Il existe des livres qui, lorsque vous les ouvrez, vous ne souhaitez plus les refermer.
Un sens d’attachements est si fort que chaque page nous procure un plaisir intense. Le livre de Michel Codaccioni en est un. Il a mené une étude, ou plutôt une enquête, sur l’« Énigme de Sainte Restituta », titre du livre publié par Albiana. Michel Codaccioni, comme journaliste de métier (il a dirigé la radio publique en Corse, puis la télévision France 3 Corse), enquête avec précision cet énigme séculaire qui a nourri la dévotion en Balagne. Il travaille aussi comme historien en ramenant dans sa réalité la persécution des chrétiens de l’Empire romain par Dioclétien, dont Restituta fut la victime.
Restituta est probablement la sainte la plus vénérée de Balagne, notamment dans le village de Calenzana, où ses reliques sont conservées. Une dévotion qui ne s’est pas affaiblie pendant 1600 ans, alors que cette piété reposait uniquement sur une légende. L’histoire du martyre de Sainte Restituta et de ses cinq compagnons, survenu le 21 mai 304 sur la plage de Calvi au IVe siècle, était pratiquement inconnue. La légende évoquait un sarcophage finement sculpté dans le marbre blanc, enterré dans le cimetière du village et contenant les reliques de la Sainte. Mais la voix populaire, transmise de génération en génération pendant des siècles, indiquait une sépulture officielle dans une chapelle voisine du village.

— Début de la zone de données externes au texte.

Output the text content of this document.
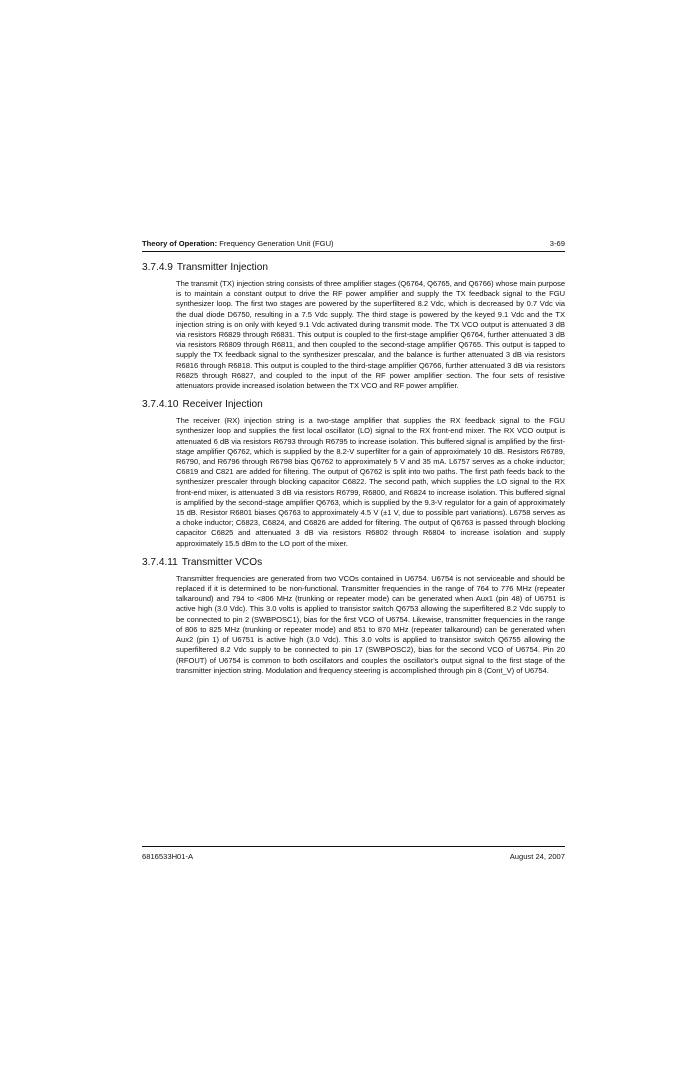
Theory of Operation: Frequency Generation Unit (FGU)	3-69
3.7.4.9 Transmitter Injection

The transmit (TX) injection string consists of three amplifier stages (Q6764, Q6765, and Q6766) whose main purpose is to maintain a constant output to drive the RF power amplifier and supply the TX feedback signal to the FGU synthesizer loop. The first two stages are powered by the superfiltered 8.2 Vdc, which is decreased by 0.7 Vdc via the dual diode D6750, resulting in a 7.5 Vdc supply. The third stage is powered by the keyed 9.1 Vdc and the TX injection string is on only with keyed 9.1 Vdc activated during transmit mode. The TX VCO output is attenuated 3 dB via resistors R6829 through R6831. This output is coupled to the first-stage amplifier Q6764, further attenuated 3 dB via resistors R6809 through R6811, and then coupled to the second-stage amplifier Q6765. This output is tapped to supply the TX feedback signal to the synthesizer prescalar, and the balance is further attenuated 3 dB via resistors R6816 through R6818. This output is coupled to the third-stage amplifier Q6766, further attenuated 3 dB via resistors R6825 through R6827, and coupled to the input of the RF power amplifier section. The four sets of resistive attenuators provide increased isolation between the TX VCO and RF power amplifier.

3.7.4.10 Receiver Injection

The receiver (RX) injection string is a two-stage amplifier that supplies the RX feedback signal to the FGU synthesizer loop and supplies the first local oscillator (LO) signal to the RX front-end mixer. The RX VCO output is attenuated 6 dB via resistors R6793 through R6795 to increase isolation. This buffered signal is amplified by the first-stage amplifier Q6762, which is supplied by the 8.2-V superfilter for a gain of approximately 10 dB. Resistors R6789, R6790, and R6796 through R6798 bias Q6762 to approximately 5 V and 35 mA. L6757 serves as a choke inductor; C6819 and C821 are added for filtering. The output of Q6762 is split into two paths. The first path feeds back to the synthesizer prescaler through blocking capacitor C6822. The second path, which supplies the LO signal to the RX front-end mixer, is attenuated 3 dB via resistors R6799, R6800, and R6824 to increase isolation. This buffered signal is amplified by the second-stage amplifier Q6763, which is supplied by the 9.3-V regulator for a gain of approximately 15 dB. Resistor R6801 biases Q6763 to approximately 4.5 V (±1 V, due to possible part variations). L6758 serves as a choke inductor; C6823, C6824, and C6826 are added for filtering. The output of Q6763 is passed through blocking capacitor C6825 and attenuated 3 dB via resistors R6802 through R6804 to increase isolation and supply approximately 15.5 dBm to the LO port of the mixer.

3.7.4.11 Transmitter VCOs

Transmitter frequencies are generated from two VCOs contained in U6754. U6754 is not serviceable and should be replaced if it is determined to be non-functional. Transmitter frequencies in the range of 764 to 776 MHz (repeater talkaround) and 794 to <806 MHz (trunking or repeater mode) can be generated when Aux1 (pin 48) of U6751 is active high (3.0 Vdc). This 3.0 volts is applied to transistor switch Q6753 allowing the superfiltered 8.2 Vdc supply to be connected to pin 2 (SWBPOSC1), bias for the first VCO of U6754. Likewise, transmitter frequencies in the range of 806 to 825 MHz (trunking or repeater mode) and 851 to 870 MHz (repeater talkaround) can be generated when Aux2 (pin 1) of U6751 is active high (3.0 Vdc). This 3.0 volts is applied to transistor switch Q6755 allowing the superfiltered 8.2 Vdc supply to be connected to pin 17 (SWBPOSC2), bias for the second VCO of U6754. Pin 20 (RFOUT) of U6754 is common to both oscillators and couples the oscillator’s output signal to the first stage of the transmitter injection string. Modulation and frequency steering is accomplished through pin 8 (Cont_V) of U6754.

6816533H01-A	August 24, 2007
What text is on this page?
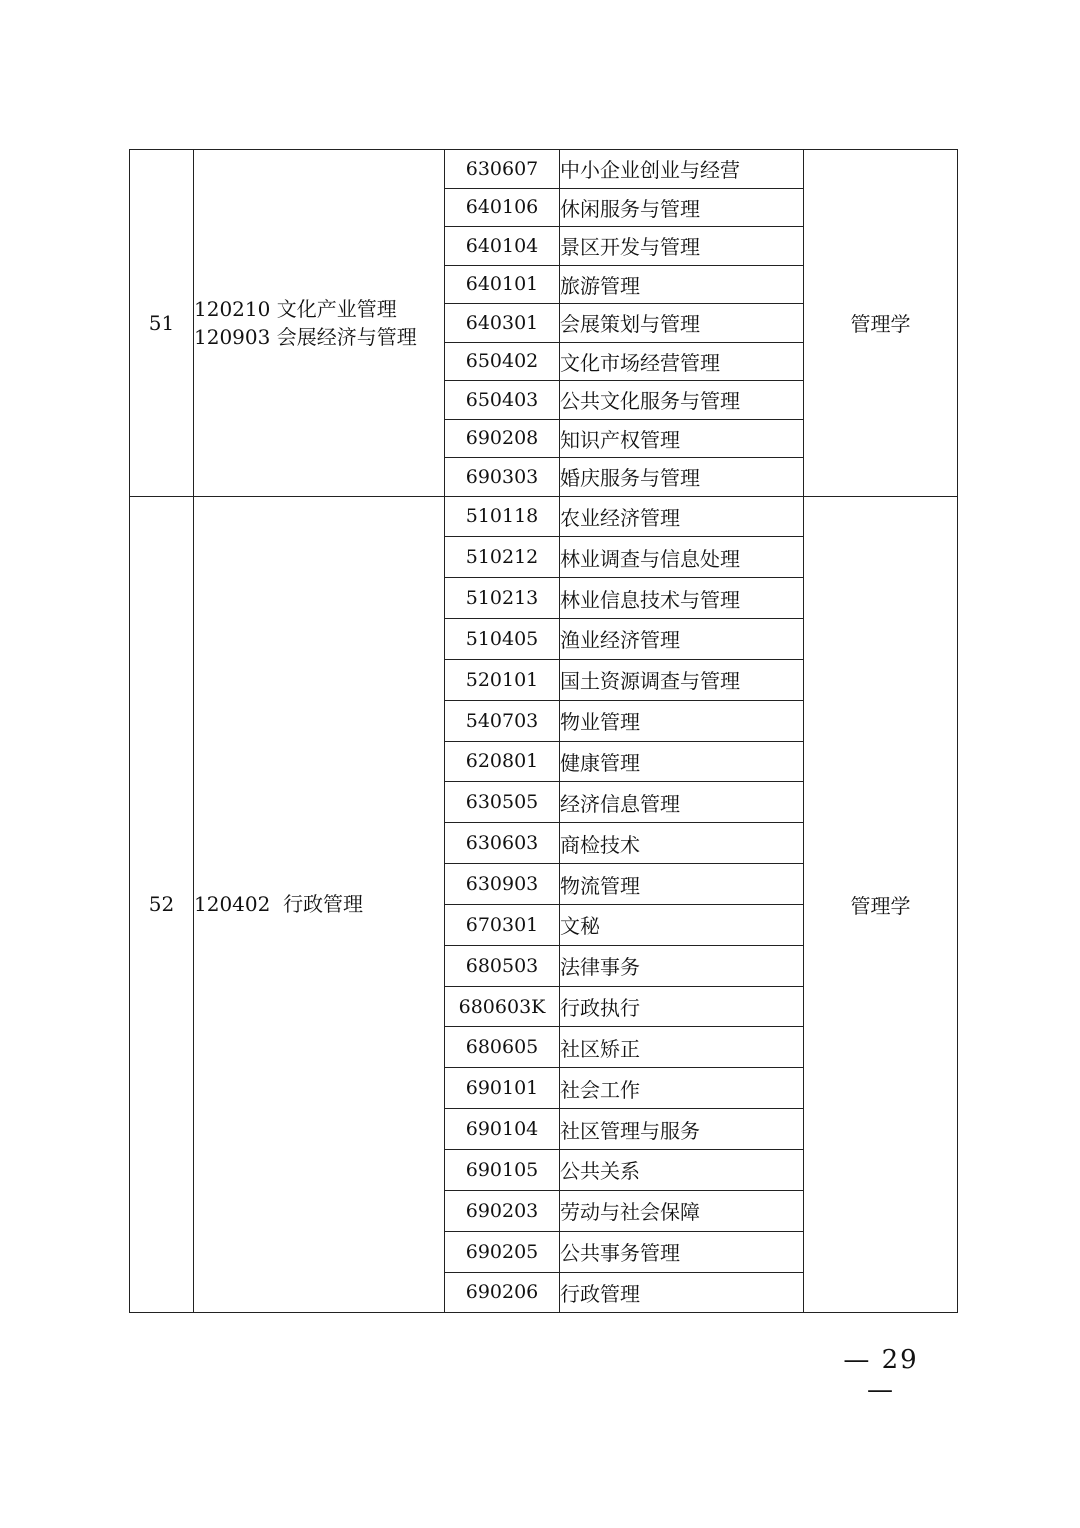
51	120210 文化产业管理
120903 会展经济与管理	630607	中小企业创业与经营	管理学
		640106	休闲服务与管理	
		640104	景区开发与管理	
		640101	旅游管理	
		640301	会展策划与管理	
		650402	文化市场经营管理	
		650403	公共文化服务与管理	
		690208	知识产权管理	
		690303	婚庆服务与管理	
52	120402  行政管理	510118	农业经济管理	管理学
		510212	林业调查与信息处理	
		510213	林业信息技术与管理	
		510405	渔业经济管理	
		520101	国土资源调查与管理	
		540703	物业管理	
		620801	健康管理	
		630505	经济信息管理	
		630603	商检技术	
		630903	物流管理	
		670301	文秘	
		680503	法律事务	
		680603K	行政执行	
		680605	社区矫正	
		690101	社会工作	
		690104	社区管理与服务	
		690105	公共关系	
		690203	劳动与社会保障	
		690205	公共事务管理	
		690206	行政管理	
— 29 —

L’énigme sera éclaircie, et la légende confirmera la réalité grâce aux fouilles archéologiques menées clandestinement par le chanoine José Alberti, originaire du village et nommé curé de Calenzana en 1949.
C’est cette histoire fascinante que Michel Codaccioni nous raconte dans son livre préfacé par le cardinal Bustillo, qui écrit notamment: « à la fin de ce voyage, nos questions se trouvent rassurées, nos espoirs renforcés et notre foi encouragée ».
Le Père Alberti, afin de créer une œuvre de vérité, entreprit clandestinement à partir de 1950 des travaux visant à profaner l’autel qui, disait-on, contenait les reliques de la sainte et de ses cinq compagnons. Au début, il scavait seul, puis avec l’aide de quelques amis. Il s’adressa à l’époque au évêque, Monseigneur Llosa, qui comprit tout de suite que l’initiative clandestine pouvait conduire à un résultat positif, mais demeurait risquée. La fouille archéologique ne peut être entreprise sans l’autorisation de l’administration. L’évêque, toutefois, donna officieusement son approbation au Père Alberti. La découverte en 1910 d’un vieux parchemin oublié dans les archives de la Bibliothèque Vaticane confirme l’existence d’une sépulture décrivant un sarcophage artistement sculpté dans le marbre blanc contenant les reliques du Saint. Ce codex 6933, un manuscrit daté du XIIe siècle, qui présente néanmoins de nombreuses erreurs historiques, révèle “des points en commun avec la tradition orale de Calenzana”.
« Ce livre, écrit Michel Codaccioni, nous porte à travers le labyrinthe de ce voyage incroyable et pourtant totalement authentique. Ma première source d’informations est aussi précieuse qu’unique: elle provient des confidences personnelles directes du Canonico Alberti, partagées lors de nos nombreux échanges amicaux au cours des dix dernières années de sa vie, jusqu’en 1992 ».
La ténacité mais aussi la foi active du Père Alberti porta ses fruits. Le 3 mai 1951, à 14h30, le sarcophage apparut enfin dans toute sa splendeur. Les restes mortels furent même datés au carbone 14 et confirmèrent ce que rapportait la légende. Ils correspondent exactement à la période de la vie de Sainte Restituta et de ses compagnons.
Un livre fascinant illustré de nombreuses photos, témoignages d’une aventure accomplie par un prêtre audacieux qui, d’une certaine manière, a uni le ciel et la terre, exhumant la légende de Sainte Restituta pour la restaurer dans une réalité de foi.
Avec son œuvre sur l’énigme de Sainte Restituta, complète et documentée, Michel Codaccioni ajoute à l’histoire religieuse de Balagne et de la Corse une histoire importante qui était restée enfouie jusqu’à aujourd’hui et est désormais connue de tous. À partir de ce moment-là, la dévotion populaire ne sera plus le fruit d’une légende incertaine, mais une communion avec une vérité historique.